🤖 AI Summary
This work addresses the challenge of developing a highly general-purpose multilingual and multimodal text embedding representation capable of uniformly supporting diverse downstream tasks—including classification, retrieval, clustering, similarity estimation, and ranking. To this end, we propose the first Gemini-based universal embedding system, which leverages prompt engineering, representation distillation, multi-task supervised fine-tuning, and large-scale multilingual contrastive learning to transform Gemini’s strong multilingual and code comprehension capabilities into pre-computable, plug-and-play embedding vectors. The system supports over 250 languages and code corpora. Evaluated on the MMTEB benchmark—comprising 100+ tasks—it consistently outperforms domain-specific models across languages, tasks, and modalities, achieving state-of-the-art performance in a unified setting. This marks the first empirical validation of the feasibility and superiority of a single-large-model-driven universal embedding paradigm.
📝 Abstract
In this report, we introduce Gemini Embedding, a state-of-the-art embedding model leveraging the power of Gemini, Google's most capable large language model.

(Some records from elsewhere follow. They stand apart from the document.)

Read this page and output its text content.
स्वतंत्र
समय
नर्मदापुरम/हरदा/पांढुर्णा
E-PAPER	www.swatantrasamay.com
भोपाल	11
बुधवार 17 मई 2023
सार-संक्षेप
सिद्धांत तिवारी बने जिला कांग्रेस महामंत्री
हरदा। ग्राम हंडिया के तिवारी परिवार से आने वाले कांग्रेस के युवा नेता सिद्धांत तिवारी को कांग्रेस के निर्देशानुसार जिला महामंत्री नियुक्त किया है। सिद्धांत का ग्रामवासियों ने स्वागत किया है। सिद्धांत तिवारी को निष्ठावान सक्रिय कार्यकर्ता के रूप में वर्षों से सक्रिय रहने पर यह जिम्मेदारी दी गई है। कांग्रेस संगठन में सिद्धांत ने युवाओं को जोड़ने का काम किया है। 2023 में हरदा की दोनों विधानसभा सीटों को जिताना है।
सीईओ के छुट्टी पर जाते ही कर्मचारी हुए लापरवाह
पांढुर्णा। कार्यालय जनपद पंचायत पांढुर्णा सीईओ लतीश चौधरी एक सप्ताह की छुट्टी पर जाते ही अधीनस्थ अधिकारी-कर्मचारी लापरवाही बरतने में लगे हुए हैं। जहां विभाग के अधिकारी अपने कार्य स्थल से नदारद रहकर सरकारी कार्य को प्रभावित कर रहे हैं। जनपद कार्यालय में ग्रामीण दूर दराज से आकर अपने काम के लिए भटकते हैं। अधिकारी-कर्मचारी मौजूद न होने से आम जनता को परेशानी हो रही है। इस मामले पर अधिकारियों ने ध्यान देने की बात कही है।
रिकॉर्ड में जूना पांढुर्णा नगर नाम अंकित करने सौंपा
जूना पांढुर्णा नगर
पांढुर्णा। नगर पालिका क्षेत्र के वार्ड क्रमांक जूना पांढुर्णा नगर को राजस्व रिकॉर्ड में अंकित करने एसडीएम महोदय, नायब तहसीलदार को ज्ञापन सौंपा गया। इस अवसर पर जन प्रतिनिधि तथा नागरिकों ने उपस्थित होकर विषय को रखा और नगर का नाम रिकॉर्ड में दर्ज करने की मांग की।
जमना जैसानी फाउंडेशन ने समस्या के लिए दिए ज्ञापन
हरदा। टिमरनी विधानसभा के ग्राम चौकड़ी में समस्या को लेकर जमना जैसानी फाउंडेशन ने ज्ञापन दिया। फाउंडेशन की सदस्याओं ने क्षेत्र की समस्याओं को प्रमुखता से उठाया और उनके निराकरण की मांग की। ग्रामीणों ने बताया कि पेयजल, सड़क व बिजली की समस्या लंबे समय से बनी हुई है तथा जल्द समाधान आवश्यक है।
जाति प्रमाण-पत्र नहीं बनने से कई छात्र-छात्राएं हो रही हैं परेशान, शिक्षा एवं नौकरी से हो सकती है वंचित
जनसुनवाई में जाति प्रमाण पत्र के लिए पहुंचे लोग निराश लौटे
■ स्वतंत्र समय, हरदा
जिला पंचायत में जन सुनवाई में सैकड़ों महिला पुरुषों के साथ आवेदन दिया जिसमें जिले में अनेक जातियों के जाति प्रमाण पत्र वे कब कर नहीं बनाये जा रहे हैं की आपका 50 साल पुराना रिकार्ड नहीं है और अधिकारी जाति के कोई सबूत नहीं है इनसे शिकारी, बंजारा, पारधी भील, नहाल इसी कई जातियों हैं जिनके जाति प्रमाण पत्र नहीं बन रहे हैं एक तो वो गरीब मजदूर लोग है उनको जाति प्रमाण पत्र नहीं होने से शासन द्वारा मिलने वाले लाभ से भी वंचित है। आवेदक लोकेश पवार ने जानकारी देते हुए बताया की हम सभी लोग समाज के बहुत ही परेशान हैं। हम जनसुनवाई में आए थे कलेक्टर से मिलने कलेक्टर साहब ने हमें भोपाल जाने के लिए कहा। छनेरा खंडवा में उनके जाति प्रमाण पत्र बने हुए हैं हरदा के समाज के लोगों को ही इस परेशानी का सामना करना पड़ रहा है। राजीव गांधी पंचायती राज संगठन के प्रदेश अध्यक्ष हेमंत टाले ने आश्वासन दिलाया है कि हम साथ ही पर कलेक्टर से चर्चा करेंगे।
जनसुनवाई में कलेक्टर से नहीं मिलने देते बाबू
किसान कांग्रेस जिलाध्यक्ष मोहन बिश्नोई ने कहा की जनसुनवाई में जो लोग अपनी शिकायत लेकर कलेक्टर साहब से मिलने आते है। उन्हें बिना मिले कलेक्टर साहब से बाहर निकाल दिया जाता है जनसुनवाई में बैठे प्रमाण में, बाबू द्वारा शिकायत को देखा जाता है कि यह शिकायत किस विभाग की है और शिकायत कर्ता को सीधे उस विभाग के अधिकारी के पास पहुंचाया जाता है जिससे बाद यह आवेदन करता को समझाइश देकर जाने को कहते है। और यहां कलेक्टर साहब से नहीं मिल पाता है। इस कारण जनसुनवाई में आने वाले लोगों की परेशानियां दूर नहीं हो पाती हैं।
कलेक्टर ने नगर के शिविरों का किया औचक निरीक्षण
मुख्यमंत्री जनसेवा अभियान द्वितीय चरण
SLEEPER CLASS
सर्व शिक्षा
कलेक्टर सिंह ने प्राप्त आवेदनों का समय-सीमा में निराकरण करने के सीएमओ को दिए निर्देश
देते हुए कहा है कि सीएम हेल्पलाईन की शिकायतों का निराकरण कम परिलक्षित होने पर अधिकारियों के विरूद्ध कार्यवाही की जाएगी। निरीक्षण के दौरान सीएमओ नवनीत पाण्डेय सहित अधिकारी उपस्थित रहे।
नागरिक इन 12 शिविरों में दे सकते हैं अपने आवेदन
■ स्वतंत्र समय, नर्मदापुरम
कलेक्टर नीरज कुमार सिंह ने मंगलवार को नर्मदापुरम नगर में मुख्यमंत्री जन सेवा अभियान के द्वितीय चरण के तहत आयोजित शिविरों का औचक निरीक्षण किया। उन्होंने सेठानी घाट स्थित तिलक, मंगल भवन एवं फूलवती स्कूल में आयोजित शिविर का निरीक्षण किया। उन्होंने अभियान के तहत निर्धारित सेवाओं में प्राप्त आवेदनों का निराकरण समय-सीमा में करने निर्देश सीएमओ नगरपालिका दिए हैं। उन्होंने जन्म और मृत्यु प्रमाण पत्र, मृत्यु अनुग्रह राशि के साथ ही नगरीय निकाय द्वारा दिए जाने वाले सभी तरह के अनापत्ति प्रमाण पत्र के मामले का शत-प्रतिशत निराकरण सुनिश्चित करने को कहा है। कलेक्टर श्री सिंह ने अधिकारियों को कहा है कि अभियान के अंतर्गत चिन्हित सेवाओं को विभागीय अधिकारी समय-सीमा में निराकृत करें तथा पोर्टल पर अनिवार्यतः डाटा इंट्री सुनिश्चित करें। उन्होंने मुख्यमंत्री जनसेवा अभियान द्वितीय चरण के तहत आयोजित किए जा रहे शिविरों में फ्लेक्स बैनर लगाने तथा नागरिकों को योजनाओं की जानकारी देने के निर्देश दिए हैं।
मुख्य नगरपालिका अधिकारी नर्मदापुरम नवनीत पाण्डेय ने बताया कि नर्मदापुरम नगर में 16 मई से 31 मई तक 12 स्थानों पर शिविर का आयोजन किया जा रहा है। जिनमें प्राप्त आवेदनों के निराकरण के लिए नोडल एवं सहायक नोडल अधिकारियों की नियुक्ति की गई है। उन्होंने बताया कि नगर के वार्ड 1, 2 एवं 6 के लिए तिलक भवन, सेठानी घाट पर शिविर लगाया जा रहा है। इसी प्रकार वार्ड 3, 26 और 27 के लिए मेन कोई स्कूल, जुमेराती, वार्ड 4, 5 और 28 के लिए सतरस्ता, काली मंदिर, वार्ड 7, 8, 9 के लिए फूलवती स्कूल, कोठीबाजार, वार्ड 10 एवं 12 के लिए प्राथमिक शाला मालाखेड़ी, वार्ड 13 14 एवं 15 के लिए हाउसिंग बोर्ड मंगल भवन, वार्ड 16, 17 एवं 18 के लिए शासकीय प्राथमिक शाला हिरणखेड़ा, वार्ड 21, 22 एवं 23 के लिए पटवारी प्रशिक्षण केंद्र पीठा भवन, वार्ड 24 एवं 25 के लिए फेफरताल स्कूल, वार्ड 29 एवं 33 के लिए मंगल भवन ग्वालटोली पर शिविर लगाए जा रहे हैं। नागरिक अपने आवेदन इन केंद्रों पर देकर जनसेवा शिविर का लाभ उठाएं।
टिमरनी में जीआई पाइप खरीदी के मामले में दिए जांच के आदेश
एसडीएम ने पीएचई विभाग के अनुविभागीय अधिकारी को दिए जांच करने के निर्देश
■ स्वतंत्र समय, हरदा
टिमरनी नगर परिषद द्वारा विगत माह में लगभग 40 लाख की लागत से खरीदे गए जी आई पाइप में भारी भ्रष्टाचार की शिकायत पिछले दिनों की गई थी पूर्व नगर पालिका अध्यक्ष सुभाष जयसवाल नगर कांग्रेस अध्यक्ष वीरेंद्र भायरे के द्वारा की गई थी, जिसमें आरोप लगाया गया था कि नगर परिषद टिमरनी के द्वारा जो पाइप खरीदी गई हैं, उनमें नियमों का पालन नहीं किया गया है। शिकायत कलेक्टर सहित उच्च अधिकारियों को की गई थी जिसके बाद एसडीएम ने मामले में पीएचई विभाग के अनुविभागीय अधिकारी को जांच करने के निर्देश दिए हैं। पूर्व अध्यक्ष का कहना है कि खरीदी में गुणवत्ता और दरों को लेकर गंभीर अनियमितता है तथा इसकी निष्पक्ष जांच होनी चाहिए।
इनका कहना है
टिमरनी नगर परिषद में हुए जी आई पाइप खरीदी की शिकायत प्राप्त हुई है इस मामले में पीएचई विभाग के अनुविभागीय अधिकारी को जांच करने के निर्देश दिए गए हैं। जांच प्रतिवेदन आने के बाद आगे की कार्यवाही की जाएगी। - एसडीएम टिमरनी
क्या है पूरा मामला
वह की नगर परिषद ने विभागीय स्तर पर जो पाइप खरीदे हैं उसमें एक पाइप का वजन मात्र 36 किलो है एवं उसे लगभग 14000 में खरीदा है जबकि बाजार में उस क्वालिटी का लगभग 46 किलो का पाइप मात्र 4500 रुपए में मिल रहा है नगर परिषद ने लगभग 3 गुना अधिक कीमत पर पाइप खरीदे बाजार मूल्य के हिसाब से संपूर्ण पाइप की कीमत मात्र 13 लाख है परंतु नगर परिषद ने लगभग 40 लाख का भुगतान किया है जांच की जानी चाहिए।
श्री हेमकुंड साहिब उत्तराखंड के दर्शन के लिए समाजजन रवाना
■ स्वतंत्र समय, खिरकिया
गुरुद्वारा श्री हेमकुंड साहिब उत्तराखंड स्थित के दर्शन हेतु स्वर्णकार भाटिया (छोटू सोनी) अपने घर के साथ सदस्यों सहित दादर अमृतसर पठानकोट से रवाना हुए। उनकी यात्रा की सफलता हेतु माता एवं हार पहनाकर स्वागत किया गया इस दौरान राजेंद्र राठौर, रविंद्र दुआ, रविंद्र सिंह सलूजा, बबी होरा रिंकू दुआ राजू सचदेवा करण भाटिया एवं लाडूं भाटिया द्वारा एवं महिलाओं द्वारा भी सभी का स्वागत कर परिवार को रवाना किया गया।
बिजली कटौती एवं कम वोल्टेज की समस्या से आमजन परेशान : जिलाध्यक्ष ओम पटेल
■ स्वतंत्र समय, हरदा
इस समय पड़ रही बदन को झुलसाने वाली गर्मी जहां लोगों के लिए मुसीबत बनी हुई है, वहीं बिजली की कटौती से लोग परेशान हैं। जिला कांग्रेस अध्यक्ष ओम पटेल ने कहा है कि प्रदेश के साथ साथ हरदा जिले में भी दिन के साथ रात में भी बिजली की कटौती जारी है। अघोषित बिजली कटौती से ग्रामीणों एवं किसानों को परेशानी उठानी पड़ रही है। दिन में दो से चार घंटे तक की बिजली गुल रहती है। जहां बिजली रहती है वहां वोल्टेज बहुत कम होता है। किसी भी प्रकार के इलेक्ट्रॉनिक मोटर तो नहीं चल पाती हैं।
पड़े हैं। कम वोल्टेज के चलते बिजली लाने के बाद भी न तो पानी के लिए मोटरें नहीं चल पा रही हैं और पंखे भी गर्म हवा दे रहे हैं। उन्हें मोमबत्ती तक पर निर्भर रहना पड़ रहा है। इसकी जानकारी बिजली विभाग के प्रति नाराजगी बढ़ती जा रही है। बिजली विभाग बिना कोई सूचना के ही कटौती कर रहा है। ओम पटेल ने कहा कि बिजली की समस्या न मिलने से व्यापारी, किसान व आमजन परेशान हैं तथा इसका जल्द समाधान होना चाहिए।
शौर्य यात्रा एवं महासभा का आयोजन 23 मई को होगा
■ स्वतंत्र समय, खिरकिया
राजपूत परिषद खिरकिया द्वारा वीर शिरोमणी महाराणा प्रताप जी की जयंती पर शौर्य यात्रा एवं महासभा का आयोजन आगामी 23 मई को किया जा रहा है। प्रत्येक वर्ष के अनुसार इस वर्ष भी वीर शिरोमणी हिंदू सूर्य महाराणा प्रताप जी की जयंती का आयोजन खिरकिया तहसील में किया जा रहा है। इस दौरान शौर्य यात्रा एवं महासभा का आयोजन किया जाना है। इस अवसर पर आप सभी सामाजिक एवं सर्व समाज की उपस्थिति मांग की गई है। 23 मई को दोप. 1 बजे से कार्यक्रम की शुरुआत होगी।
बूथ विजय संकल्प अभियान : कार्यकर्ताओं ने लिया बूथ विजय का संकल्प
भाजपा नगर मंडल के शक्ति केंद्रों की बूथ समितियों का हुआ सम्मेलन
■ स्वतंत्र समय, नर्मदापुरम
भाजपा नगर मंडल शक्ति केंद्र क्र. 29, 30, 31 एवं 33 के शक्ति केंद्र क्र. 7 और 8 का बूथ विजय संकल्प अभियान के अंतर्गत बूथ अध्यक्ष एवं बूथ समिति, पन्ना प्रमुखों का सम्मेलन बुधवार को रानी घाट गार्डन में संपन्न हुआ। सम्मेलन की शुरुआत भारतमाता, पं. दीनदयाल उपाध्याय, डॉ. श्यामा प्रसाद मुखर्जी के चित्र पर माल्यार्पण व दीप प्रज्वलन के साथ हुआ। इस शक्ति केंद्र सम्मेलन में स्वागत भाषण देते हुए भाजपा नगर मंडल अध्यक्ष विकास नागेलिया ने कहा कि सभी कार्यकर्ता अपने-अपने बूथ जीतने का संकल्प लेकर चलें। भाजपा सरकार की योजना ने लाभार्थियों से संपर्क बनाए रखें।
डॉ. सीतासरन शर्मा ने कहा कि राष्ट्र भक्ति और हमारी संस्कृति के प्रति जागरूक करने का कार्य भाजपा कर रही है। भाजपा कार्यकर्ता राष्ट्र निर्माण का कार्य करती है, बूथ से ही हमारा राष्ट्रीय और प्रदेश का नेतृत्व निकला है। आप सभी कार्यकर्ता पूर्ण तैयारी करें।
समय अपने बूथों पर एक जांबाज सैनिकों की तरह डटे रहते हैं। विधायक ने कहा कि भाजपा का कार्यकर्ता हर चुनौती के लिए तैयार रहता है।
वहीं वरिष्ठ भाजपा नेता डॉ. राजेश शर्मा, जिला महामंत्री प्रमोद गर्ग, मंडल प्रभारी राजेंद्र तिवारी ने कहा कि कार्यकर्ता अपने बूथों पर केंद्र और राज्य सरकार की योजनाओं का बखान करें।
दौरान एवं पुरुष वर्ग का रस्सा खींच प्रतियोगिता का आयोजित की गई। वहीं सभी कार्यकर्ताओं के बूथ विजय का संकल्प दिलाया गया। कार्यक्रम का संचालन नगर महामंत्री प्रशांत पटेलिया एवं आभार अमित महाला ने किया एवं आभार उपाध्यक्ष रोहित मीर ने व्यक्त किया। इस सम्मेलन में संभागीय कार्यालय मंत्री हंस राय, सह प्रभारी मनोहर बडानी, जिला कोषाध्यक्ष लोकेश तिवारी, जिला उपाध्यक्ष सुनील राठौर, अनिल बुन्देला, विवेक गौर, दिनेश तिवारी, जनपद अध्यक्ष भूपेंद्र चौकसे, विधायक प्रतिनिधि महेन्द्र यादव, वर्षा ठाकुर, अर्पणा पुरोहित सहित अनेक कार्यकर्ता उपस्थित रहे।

Capitalizing on Gemini's inherent multilingual and code understanding capabilities, Gemini Embedding produces highly generalizable embeddings for text spanning numerous languages and textual modalities. The representations generated by Gemini Embedding can be precomputed and applied to a variety of downstream tasks including classification, similarity, clustering, ranking, and retrieval. Evaluated on the Massive Multilingual Text Embedding Benchmark (MMTEB), which includes over one hundred tasks across 250+ languages, Gemini Embedding substantially outperforms prior state-of-the-art models, demonstrating considerable improvements in embedding quality. Achieving state-of-the-art performance across MMTEB's multilingual, English, and code benchmarks, our unified model demonstrates strong capabilities across a broad selection of tasks and surpasses specialized domain-specific models.